The company says its net loss attributable to common shareholders amounted to $1.24 billion or $1.36 per share for the quarter ended Sept. 30 compared with a profit of $640 million or 70 cents per share a year earlier.

On an adjusted basis, BCE says it earned 75 cents per share in its latest quarter compared with an adjusted profit of 81 cents per share in the same quarter last year.

“Bell’s results for the third quarter demonstrate that we are disciplined in our pursuit of profitable growth in an intensely competitive environment,” BCE chief executive Mirko Bibic said in a statement.

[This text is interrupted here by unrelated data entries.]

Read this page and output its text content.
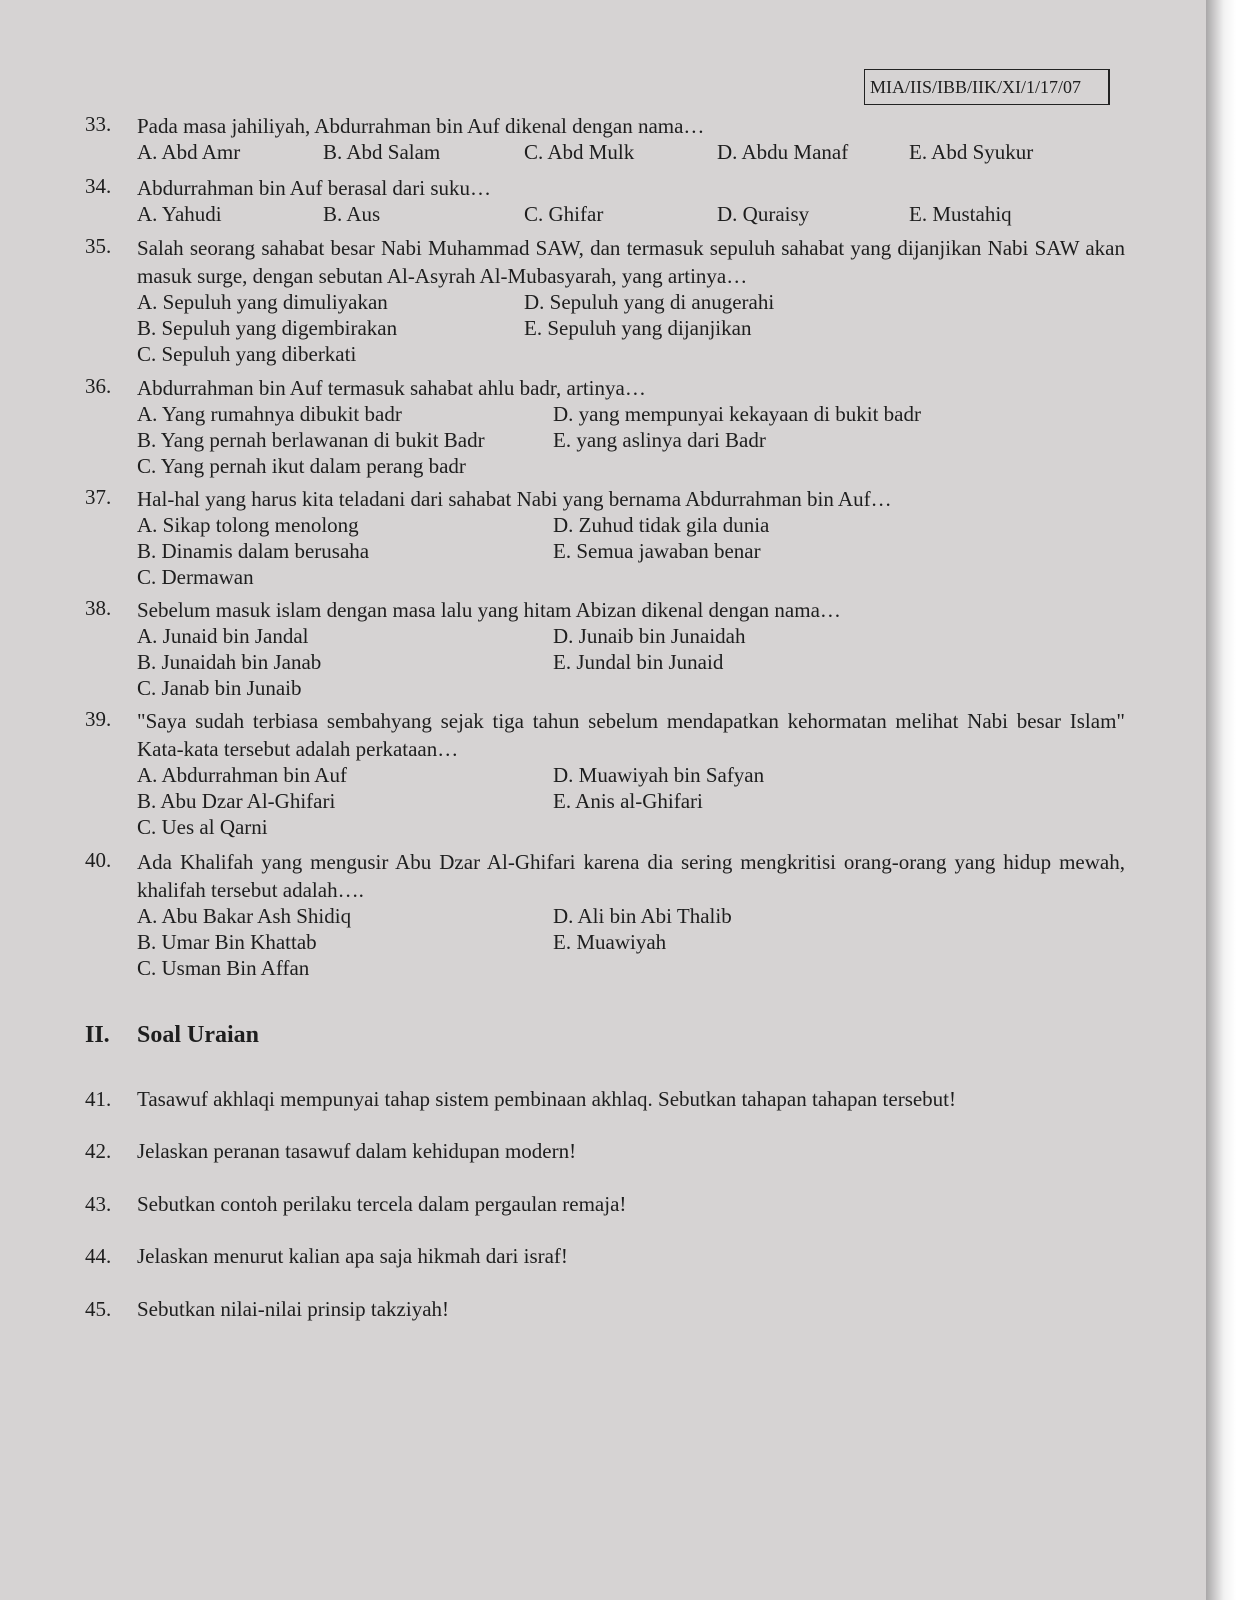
MIA/IIS/IBB/IIK/XI/1/17/07
33. Pada masa jahiliyah, Abdurrahman bin Auf dikenal dengan nama…
A. Abd Amr	B. Abd Salam	C. Abd Mulk	D. Abdu Manaf	E. Abd Syukur
34. Abdurrahman bin Auf berasal dari suku…
A. Yahudi	B. Aus	C. Ghifar	D. Quraisy	E. Mustahiq
35. Salah seorang sahabat besar Nabi Muhammad SAW, dan termasuk sepuluh sahabat yang dijanjikan Nabi SAW akan masuk surge, dengan sebutan Al-Asyrah Al-Mubasyarah, yang artinya…
A. Sepuluh yang dimuliyakan
B. Sepuluh yang digembirakan
C. Sepuluh yang diberkati
D. Sepuluh yang di anugerahi
E. Sepuluh yang dijanjikan
36. Abdurrahman bin Auf termasuk sahabat ahlu badr, artinya…
A. Yang rumahnya dibukit badr
B. Yang pernah berlawanan di bukit Badr
C. Yang pernah ikut dalam perang badr
D. yang mempunyai kekayaan di bukit badr
E. yang aslinya dari Badr
37. Hal-hal yang harus kita teladani dari sahabat Nabi yang bernama Abdurrahman bin Auf…
A. Sikap tolong menolong
B. Dinamis dalam berusaha
C. Dermawan
D. Zuhud tidak gila dunia
E. Semua jawaban benar
38. Sebelum masuk islam dengan masa lalu yang hitam Abizan dikenal dengan nama…
A. Junaid bin Jandal
B. Junaidah bin Janab
C. Janab bin Junaib
D. Junaib bin Junaidah
E. Jundal bin Junaid
39. "Saya sudah terbiasa sembahyang sejak tiga tahun sebelum mendapatkan kehormatan melihat Nabi besar Islam" Kata-kata tersebut adalah perkataan…
A. Abdurrahman bin Auf
B. Abu Dzar Al-Ghifari
C. Ues al Qarni
D. Muawiyah bin Safyan
E. Anis al-Ghifari
40. Ada Khalifah yang mengusir Abu Dzar Al-Ghifari karena dia sering mengkritisi orang-orang yang hidup mewah, khalifah tersebut adalah….
A. Abu Bakar Ash Shidiq
B. Umar Bin Khattab
C. Usman Bin Affan
D. Ali bin Abi Thalib
E. Muawiyah
II. Soal Uraian
41. Tasawuf akhlaqi mempunyai tahap sistem pembinaan akhlaq. Sebutkan tahapan tahapan tersebut!
42. Jelaskan peranan tasawuf dalam kehidupan modern!
43. Sebutkan contoh perilaku tercela dalam pergaulan remaja!
44. Jelaskan menurut kalian apa saja hikmah dari israf!
45. Sebutkan nilai-nilai prinsip takziyah!
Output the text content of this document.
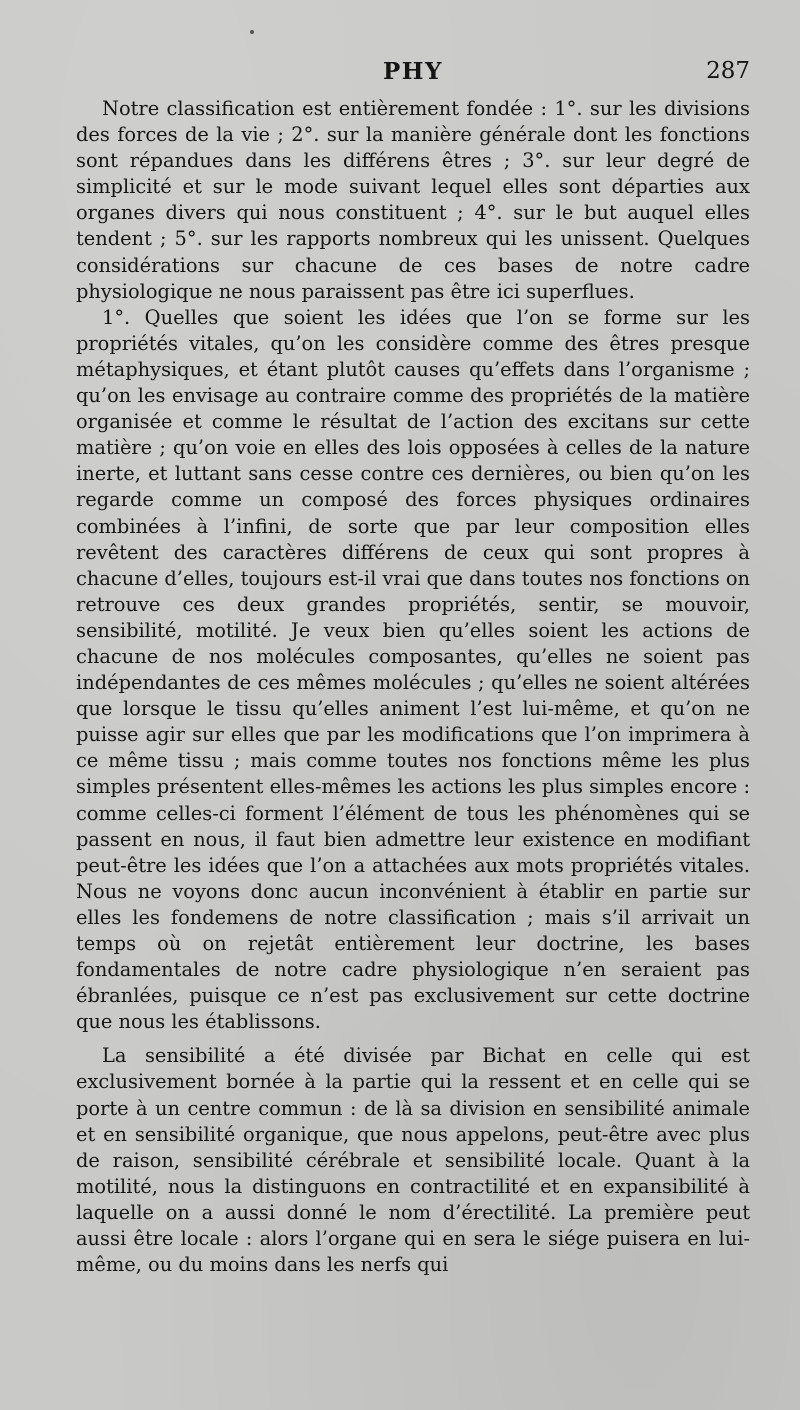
PHY	287

Notre classification est entièrement fondée : 1°. sur les divisions des forces de la vie ; 2°. sur la manière générale dont les fonctions sont répandues dans les différens êtres ; 3°. sur leur degré de simplicité et sur le mode suivant lequel elles sont départies aux organes divers qui nous constituent ; 4°. sur le but auquel elles tendent ; 5°. sur les rapports nombreux qui les unissent. Quelques considérations sur chacune de ces bases de notre cadre physiologique ne nous paraissent pas être ici superflues.

1°. Quelles que soient les idées que l’on se forme sur les propriétés vitales, qu’on les considère comme des êtres presque métaphysiques, et étant plutôt causes qu’effets dans l’organisme ; qu’on les envisage au contraire comme des propriétés de la matière organisée et comme le résultat de l’action des excitans sur cette matière ; qu’on voie en elles des lois opposées à celles de la nature inerte, et luttant sans cesse contre ces dernières, ou bien qu’on les regarde comme un composé des forces physiques ordinaires combinées à l’infini, de sorte que par leur composition elles revêtent des caractères différens de ceux qui sont propres à chacune d’elles, toujours est-il vrai que dans toutes nos fonctions on retrouve ces deux grandes propriétés, sentir, se mouvoir, sensibilité, motilité. Je veux bien qu’elles soient les actions de chacune de nos molécules composantes, qu’elles ne soient pas indépendantes de ces mêmes molécules ; qu’elles ne soient altérées que lorsque le tissu qu’elles animent l’est lui-même, et qu’on ne puisse agir sur elles que par les modifications que l’on imprimera à ce même tissu ; mais comme toutes nos fonctions même les plus simples présentent elles-mêmes les actions les plus simples encore : comme celles-ci forment l’élément de tous les phénomènes qui se passent en nous, il faut bien admettre leur existence en modifiant peut-être les idées que l’on a attachées aux mots propriétés vitales. Nous ne voyons donc aucun inconvénient à établir en partie sur elles les fondemens de notre classification ; mais s’il arrivait un temps où on rejetât entièrement leur doctrine, les bases fondamentales de notre cadre physiologique n’en seraient pas ébranlées, puisque ce n’est pas exclusivement sur cette doctrine que nous les établissons.

La sensibilité a été divisée par Bichat en celle qui est exclusivement bornée à la partie qui la ressent et en celle qui se porte à un centre commun : de là sa division en sensibilité animale et en sensibilité organique, que nous appelons, peut-être avec plus de raison, sensibilité cérébrale et sensibilité locale. Quant à la motilité, nous la distinguons en contractilité et en expansibilité à laquelle on a aussi donné le nom d’érectilité. La première peut aussi être locale : alors l’organe qui en sera le siége puisera en lui-même, ou du moins dans les nerfs qui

“Our focus this quarter, and throughout 2024, has been to attract higher-margin subscribers and reduce costs to help offset short-term revenue impacts from sustained competitive pricing pressures, slow economic growth and a media advertising market that is in transition.”

Operating revenue for the quarter totalled $5.97 billion, down from $6.08 billion in its third quarter of 2023.

BCE also said it now expects its revenue for 2024 to fall about 1.5 per cent compared with earlier guidance for an increase of zero to four per cent.

The company says the change comes as it faces lower-than-anticipated wireless product revenue and sustained pressure on wireless prices.

BCE added 33,111 net postpaid mobile phone subscribers, down 76.8 per cent from the same period last year, which was the company’s second-best performance on the metric since 2010.

It says the drop was driven by higher customer churn — a measure of subscribers who cancelled their service — amid greater competitive activity and promotional offer intensity. BCE’s monthly churn rate for the category was 1.28 per cent, up from 1.1 per cent during its previous third quarter.

The company also saw 11.6 per cent fewer gross subscriber activations “due to more targeted promotional offers and mobile device discounting compared to last year.”

Bell’s wireless mobile phone average revenue per user was $58.26, down 3.4 per cent from $60.28 in the third quarter of the prior year.